Alfred Hitchcock never won an Oscar for Best Director. The closest he came was a Best Picture Oscar for Rebecca in 1940. Though his films made between 1954 and 1964 are now considered his greatest, at that time he was considered a popular entertainer but not a serious artist.
Fortunately for us, some young film-makers in France recognized his genius at the time. One of them, Francois Truffaut, befriended him, and in 1962 they spent a week discussing each of Hitchcock's films with the help of Helen G. Scott as translator. Transcriptions were published in 1966; Truffaut published an updated version in 1983 when Hitchcock died.
This book is a course in film history and in film-making. It is also an artist's memoir. But for me it's a book about story-telling. As Hitchcock discusses all those famous sequences---the crop-duster scene in North by Northwest; the shower scene in Psycho; the glass floor in The Lodger; and so many more---he explains they were all invented to convey the right information to the audience at the right moment.

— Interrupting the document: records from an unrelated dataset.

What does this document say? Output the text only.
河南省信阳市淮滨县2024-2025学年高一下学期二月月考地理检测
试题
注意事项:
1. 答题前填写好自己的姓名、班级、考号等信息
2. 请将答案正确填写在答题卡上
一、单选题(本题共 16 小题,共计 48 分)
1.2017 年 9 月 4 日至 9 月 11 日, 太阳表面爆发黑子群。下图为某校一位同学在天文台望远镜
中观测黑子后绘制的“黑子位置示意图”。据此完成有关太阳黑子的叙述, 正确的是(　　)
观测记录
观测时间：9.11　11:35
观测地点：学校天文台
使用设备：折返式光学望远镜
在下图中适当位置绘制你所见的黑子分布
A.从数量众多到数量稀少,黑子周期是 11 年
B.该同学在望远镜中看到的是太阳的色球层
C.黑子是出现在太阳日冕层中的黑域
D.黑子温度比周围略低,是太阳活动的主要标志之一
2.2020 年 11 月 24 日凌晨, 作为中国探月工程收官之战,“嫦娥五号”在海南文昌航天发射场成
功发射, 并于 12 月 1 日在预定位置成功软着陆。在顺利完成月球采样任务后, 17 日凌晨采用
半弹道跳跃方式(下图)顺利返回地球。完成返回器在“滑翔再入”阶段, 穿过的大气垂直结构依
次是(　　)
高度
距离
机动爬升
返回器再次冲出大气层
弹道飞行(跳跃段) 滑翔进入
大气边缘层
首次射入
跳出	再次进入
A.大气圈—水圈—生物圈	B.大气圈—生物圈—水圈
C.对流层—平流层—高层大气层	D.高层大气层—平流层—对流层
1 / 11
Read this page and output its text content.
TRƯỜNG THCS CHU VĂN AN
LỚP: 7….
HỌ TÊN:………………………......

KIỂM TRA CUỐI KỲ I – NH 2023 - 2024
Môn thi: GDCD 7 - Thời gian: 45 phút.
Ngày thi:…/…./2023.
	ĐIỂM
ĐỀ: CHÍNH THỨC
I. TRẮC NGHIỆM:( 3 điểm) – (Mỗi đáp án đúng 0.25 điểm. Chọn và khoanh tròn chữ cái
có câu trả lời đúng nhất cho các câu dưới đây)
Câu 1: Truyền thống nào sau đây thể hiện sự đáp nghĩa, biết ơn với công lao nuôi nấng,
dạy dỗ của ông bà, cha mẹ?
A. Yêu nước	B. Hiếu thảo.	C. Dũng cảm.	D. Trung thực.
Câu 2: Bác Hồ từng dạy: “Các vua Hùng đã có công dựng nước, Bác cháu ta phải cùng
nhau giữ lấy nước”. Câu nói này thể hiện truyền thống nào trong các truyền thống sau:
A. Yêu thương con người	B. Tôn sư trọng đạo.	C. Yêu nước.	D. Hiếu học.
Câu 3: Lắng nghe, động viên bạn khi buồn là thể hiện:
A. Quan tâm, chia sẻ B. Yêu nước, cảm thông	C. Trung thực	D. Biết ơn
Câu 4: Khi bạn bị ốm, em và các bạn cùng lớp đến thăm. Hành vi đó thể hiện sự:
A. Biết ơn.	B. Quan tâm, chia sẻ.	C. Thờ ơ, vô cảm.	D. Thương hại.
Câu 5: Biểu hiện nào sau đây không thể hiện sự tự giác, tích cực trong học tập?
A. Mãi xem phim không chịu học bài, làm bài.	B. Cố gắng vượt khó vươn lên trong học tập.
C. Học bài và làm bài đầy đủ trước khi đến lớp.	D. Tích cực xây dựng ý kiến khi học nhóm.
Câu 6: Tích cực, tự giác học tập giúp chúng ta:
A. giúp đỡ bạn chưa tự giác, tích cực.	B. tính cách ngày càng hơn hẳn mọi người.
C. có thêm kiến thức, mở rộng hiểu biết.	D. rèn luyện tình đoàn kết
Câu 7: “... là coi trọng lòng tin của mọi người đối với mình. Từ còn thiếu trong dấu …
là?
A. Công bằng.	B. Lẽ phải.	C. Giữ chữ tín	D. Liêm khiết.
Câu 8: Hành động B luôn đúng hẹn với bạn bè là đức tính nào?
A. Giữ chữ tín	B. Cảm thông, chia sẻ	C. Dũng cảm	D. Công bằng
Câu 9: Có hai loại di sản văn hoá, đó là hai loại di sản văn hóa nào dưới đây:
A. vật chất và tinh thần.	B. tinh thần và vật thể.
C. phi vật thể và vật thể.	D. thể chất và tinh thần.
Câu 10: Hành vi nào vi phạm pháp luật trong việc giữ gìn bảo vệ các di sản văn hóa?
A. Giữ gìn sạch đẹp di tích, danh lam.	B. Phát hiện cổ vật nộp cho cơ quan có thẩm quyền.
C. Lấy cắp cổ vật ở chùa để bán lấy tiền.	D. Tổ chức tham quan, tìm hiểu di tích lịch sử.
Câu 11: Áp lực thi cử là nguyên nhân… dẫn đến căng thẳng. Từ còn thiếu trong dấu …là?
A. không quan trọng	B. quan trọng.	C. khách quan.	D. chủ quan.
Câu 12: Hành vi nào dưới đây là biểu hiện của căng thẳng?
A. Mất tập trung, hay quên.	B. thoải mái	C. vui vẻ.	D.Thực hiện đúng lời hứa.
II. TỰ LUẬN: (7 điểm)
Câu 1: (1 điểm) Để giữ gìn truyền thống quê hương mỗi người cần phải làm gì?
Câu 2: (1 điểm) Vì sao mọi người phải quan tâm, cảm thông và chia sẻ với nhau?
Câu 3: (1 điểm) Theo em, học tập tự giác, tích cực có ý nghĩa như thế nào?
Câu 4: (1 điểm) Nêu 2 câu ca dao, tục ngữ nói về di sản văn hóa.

And he has a lot to say about the writing of each film: the story, the treatment, and the dialogue.
In 2015, director Kent Jones followed in Truffaut's footsteps by making a documentary which pairs audio clips from the Hitchcock-Truffaut conversations with commentary by contemporary directors including Wes Anderson, Martin Scorcese, Paul Shrader, Richard Linklater and others. All of them acknowledge Hitchcock as a role model and this book as a textbook for directors film-makers.